Объятый подобного рода сомнениями в столь знаменательный день и действуя в соответствии с пословицей: доверься деве пресвятой и не спеши (происхождение ее до сих пор не могли установить в нашей христианнейшей стране), я с глубокой надеждой доверился покровительству святых, и скоро чело мое осенила тень меланхолии. Это была меланхолия, о которой только испанский либерал при настоящем положении дел мог получить приблизительное представление. Выражусь яснее. Представьте себе человека, который верит в дружбу и вдруг узнает об истинных мотивах этого чувства; представьте себе наивного юнца, влюбившегося в женщину; наследника, который лишается состояния только из-за того, что скоропостижно скончавшийся заокеанский дядюшка не успел составить завещание; представьте себе держателя акций наших кортесов; вдову, которая ожидает получения пенсии из государственной казны; депутата, избранного на предпоследних выборах; солдата, лишившегося ноги в войне за Королевский статут и в конце концов оказавшегося не только без ноги, но и без Статута; представьте себе испанского гранда, который примыкал к либералам только потому, что состоял членом Палаты знати, а затем, потеряв свой высокий пост, оказался только либералом; представьте себе генерала, сторонника конституции, преследующего Гомеса,[459] то есть, иначе говоря, вообразите себе состояние человека, который вечно гонится за счастьем, но никак не может его поймать; представьте себе редактора газеты «Мир», отбывающего в тюрьме наказание во исполнение закона о свободе печати, министра нынешней Испании или, наконец, конституционного монарха – и вы убедитесь, что все они являются существами, преисполненными чувства бурной радости в сравнении со мною в тот момент, когда меня преследовала и буквально подавляла и угнетала черная меланхолия.

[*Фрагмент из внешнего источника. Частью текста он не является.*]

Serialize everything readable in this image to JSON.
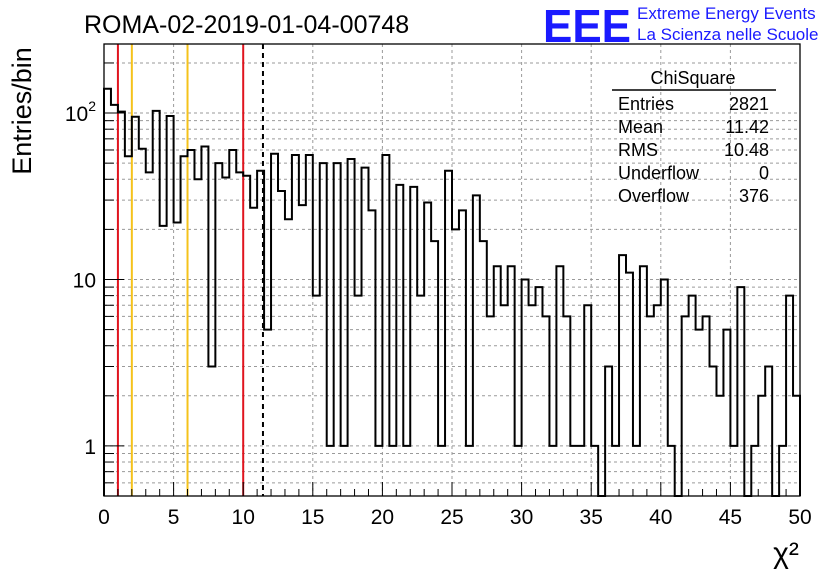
{
  "title": "ROMA-02-2019-01-04-00748",
  "brand": {
    "logo": "EEE",
    "line1": "Extreme Energy Events",
    "line2": "La Scienza nelle Scuole",
    "color": "#1a1aff"
  },
  "stats": {
    "name": "ChiSquare",
    "rows": [
      {
        "label": "Entries",
        "value": "2821"
      },
      {
        "label": "Mean",
        "value": "11.42"
      },
      {
        "label": "RMS",
        "value": "10.48"
      },
      {
        "label": "Underflow",
        "value": "0"
      },
      {
        "label": "Overflow",
        "value": "376"
      }
    ]
  },
  "chart_data": {
    "type": "histogram",
    "title": "ROMA-02-2019-01-04-00748",
    "xlabel": "χ²",
    "ylabel": "Entries/bin",
    "xlim": [
      0,
      50
    ],
    "ylim": [
      0.5,
      260
    ],
    "yscale": "log",
    "grid": true,
    "bin_width": 0.5,
    "x_ticks": [
      0,
      5,
      10,
      15,
      20,
      25,
      30,
      35,
      40,
      45,
      50
    ],
    "x_tick_labels": [
      "0",
      "5",
      "10",
      "15",
      "20",
      "25",
      "30",
      "35",
      "40",
      "45",
      "50"
    ],
    "y_tick_labels": [
      {
        "value": 1,
        "base": "1",
        "exp": ""
      },
      {
        "value": 10,
        "base": "10",
        "exp": ""
      },
      {
        "value": 100,
        "base": "10",
        "exp": "2"
      }
    ],
    "values": [
      140,
      112,
      102,
      55,
      95,
      61,
      44,
      103,
      21,
      96,
      22,
      55,
      60,
      40,
      63,
      3,
      50,
      41,
      60,
      44,
      42,
      27,
      45,
      5,
      57,
      34,
      23,
      56,
      28,
      56,
      8,
      50,
      1,
      50,
      1,
      53,
      8,
      47,
      26,
      1,
      56,
      1,
      37,
      1,
      36,
      8,
      29,
      17,
      1,
      45,
      20,
      26,
      1,
      32,
      17,
      6,
      12,
      7,
      12,
      1,
      10,
      7,
      9,
      6,
      1,
      12,
      6,
      1,
      1,
      7,
      1,
      0,
      3,
      1,
      14,
      11,
      1,
      12,
      6,
      7,
      10,
      1,
      0,
      6,
      8,
      5,
      6,
      3,
      2,
      5,
      1,
      9,
      0,
      1,
      2,
      3,
      0,
      1,
      8,
      2
    ],
    "vertical_lines": [
      {
        "x": 1,
        "color": "#e0141e",
        "style": "solid"
      },
      {
        "x": 2,
        "color": "#f5c21b",
        "style": "solid"
      },
      {
        "x": 6,
        "color": "#f5c21b",
        "style": "solid"
      },
      {
        "x": 10,
        "color": "#e0141e",
        "style": "solid"
      },
      {
        "x": 11.42,
        "color": "#000000",
        "style": "dashed"
      }
    ],
    "legend": "top-right"
  }
}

Я снова и снова усаживался в кресло, которое больше походило на смертное ложе или на усыпальницу всех моих надежд, чем на обыкновенное кресло, и то вдруг хватался за голову, словно охваченный приступом лихорадки, то вдруг запускал руки в карманы, будто искал в них деньги, и мне казалось, что карманы мои – это сам испанский народ, а пальцы – это наши правительства. То я обращал взоры к небу, словно какой-нибудь либерал, которому и делать-то больше ничего не оставалось, кроме как уповать на него, то пристыженно опускал очи долу, словно при виде какого-нибудь нового мятежника. И вдруг мрачный погребальный звон, сходный с тем, который доводится слышать в дни чрезвычайных событий и происшествий, стряхнул с меня оцепенение.
– Да ведь сегодня день поминовения усопших! – воскликнул я. Стенающая бронза колоколов возвещала своим жалобным звоном о тех, кто навсегда ушел в небытие; она звучала печальней, чем когда-либо, как будто предчувствуя свою собственную кончину. Да, колокола тоже переживают свой последний час, и печальные удары их похожи на хрипение умирающего. Они умрут на руках животворящей свободы: им суждено первыми в Испании принять смерть через повешение. А говорят еще, что есть божий суд!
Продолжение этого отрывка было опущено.